No entanto, gigantes de Hollywood como Universal, Disney, Warner, Sony ou Paramount não apresentam nenhum filme novo na Croisette.
Uma situação parecida ocorreu na Berlinale, em fevereiro, onde a diretora Tricia Tuttle teve que lidar com uma programação sem nenhuma grande produção de Hollywood.
- "Nervosismo" -
Tuttle comentou então que se tratava mais do medo dos grandes estúdios de assumir riscos, e falou também das pressões comerciais.
"Há nervosismo em um mercado muito difícil: um nervosismo ligado à publicação de críticas muito antes da estreia e ao controle que se busca exercer sobre o lançamento de filmes dessa envergadura", afirmou em janeiro ao Hollywood Reporter.
A responsável lembrou a recepção crítica desastrosa que "Coringa: Delírio a Dois" teve na Mostra de Veneza em 2024, antes de seu fracasso de bilheteria.
"Desde então, constatamos muito mais relutância", acrescentou.

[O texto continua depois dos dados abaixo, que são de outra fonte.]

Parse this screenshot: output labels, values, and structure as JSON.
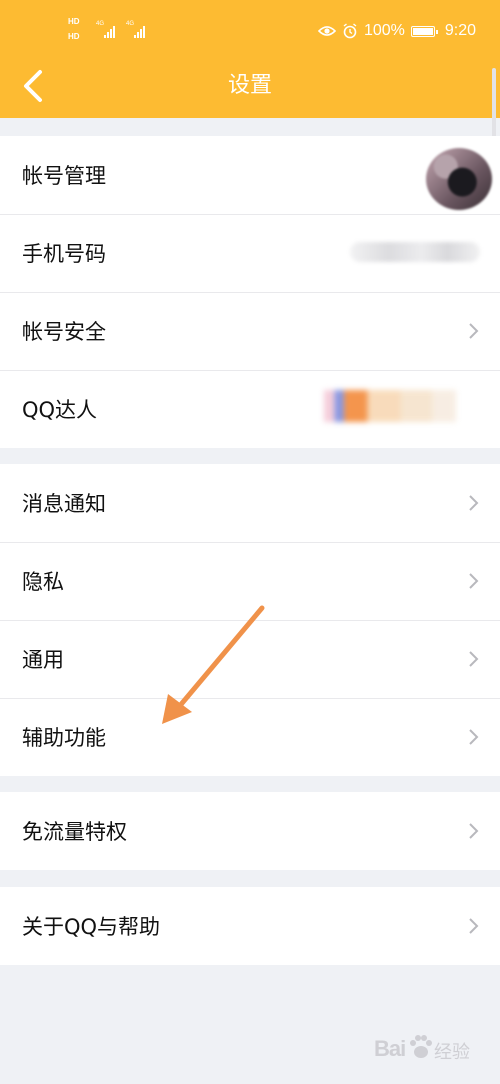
{
  "status_bar": {
    "hd_label": "HD",
    "network_4g": "4G",
    "network_4g_2": "4G",
    "eye_icon": "eye-comfort-icon",
    "alarm_icon": "alarm-icon",
    "battery_percent": "100%",
    "time": "9:20"
  },
  "header": {
    "back_icon": "back-arrow-icon",
    "title": "设置"
  },
  "sections": [
    {
      "rows": [
        {
          "label": "帐号管理"
        },
        {
          "label": "手机号码"
        },
        {
          "label": "帐号安全"
        },
        {
          "label": "QQ达人"
        }
      ]
    },
    {
      "rows": [
        {
          "label": "消息通知"
        },
        {
          "label": "隐私"
        },
        {
          "label": "通用"
        },
        {
          "label": "辅助功能"
        }
      ]
    },
    {
      "rows": [
        {
          "label": "免流量特权"
        }
      ]
    },
    {
      "rows": [
        {
          "label": "关于QQ与帮助"
        }
      ]
    }
  ],
  "annotation": {
    "color": "#f0924a"
  },
  "watermark": {
    "text": "Bai",
    "paw": "paw-icon",
    "suffix": "经验"
  },
  "colors": {
    "header": "#fdbb32",
    "background": "#eff1f5",
    "chevron": "#b8b8bd"
  }
}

Em outra época, quando Hollywood produzia mais filmes, um fracasso comercial podia ser absorvido com mais facilidade. Hoje, um tropeço assim pode levar a dificuldades graves para as empresas.
Para alguns analistas, os estúdios de Hollywood produzem menos filmes compatíveis com Cannes.
"Eles levam os artistas para lá, tentam construir uma narrativa midiática dois, três, às vezes quatro meses antes da estreia e depois expõem o filme às críticas mais exigentes do mundo", explica à AFP J. Sperling Reich, crítico de cinema baseado em Los Angeles.
"Se o filme não funciona em Cannes, é muito difícil se recuperar", afirma.
Grandes estreias recentes, como a cinebiografia sobre Michael Jackson, "Michael", e "O Diabo Veste Prada 2", organizaram seus próprios eventos promocionais, muito controlados e impulsionados por "influencers" e redes sociais.
- "Vitrine formidável" -
Outros especialistas, porém, duvidam que 2026 marque uma ruptura entre Hollywood e os festivais europeus, já que eles oferecem aos estúdios uma base muito boa de projeção internacional.
O Festival de Cannes "é uma vitrine formidável, porque é um dos eventos mais vistos, mas eles têm um ritmo de promoção muito eficaz. Se as datas de Cannes coincidem com seu lançamento, ocorre uma convergência dos dois", explica Éric Marti, diretor da Comscore França, especialista em bilheteria.
Hollywood, além disso, não está "totalmente ausente" de Cannes este ano, observa.
O festival prevê uma sessão especial de "Velozes e Furiosos" para celebrar os 25 anos da saga, propriedade da Universal, com a presença das estrelas originais Vin Diesel, Michelle Rodriguez e Jordana Brewster.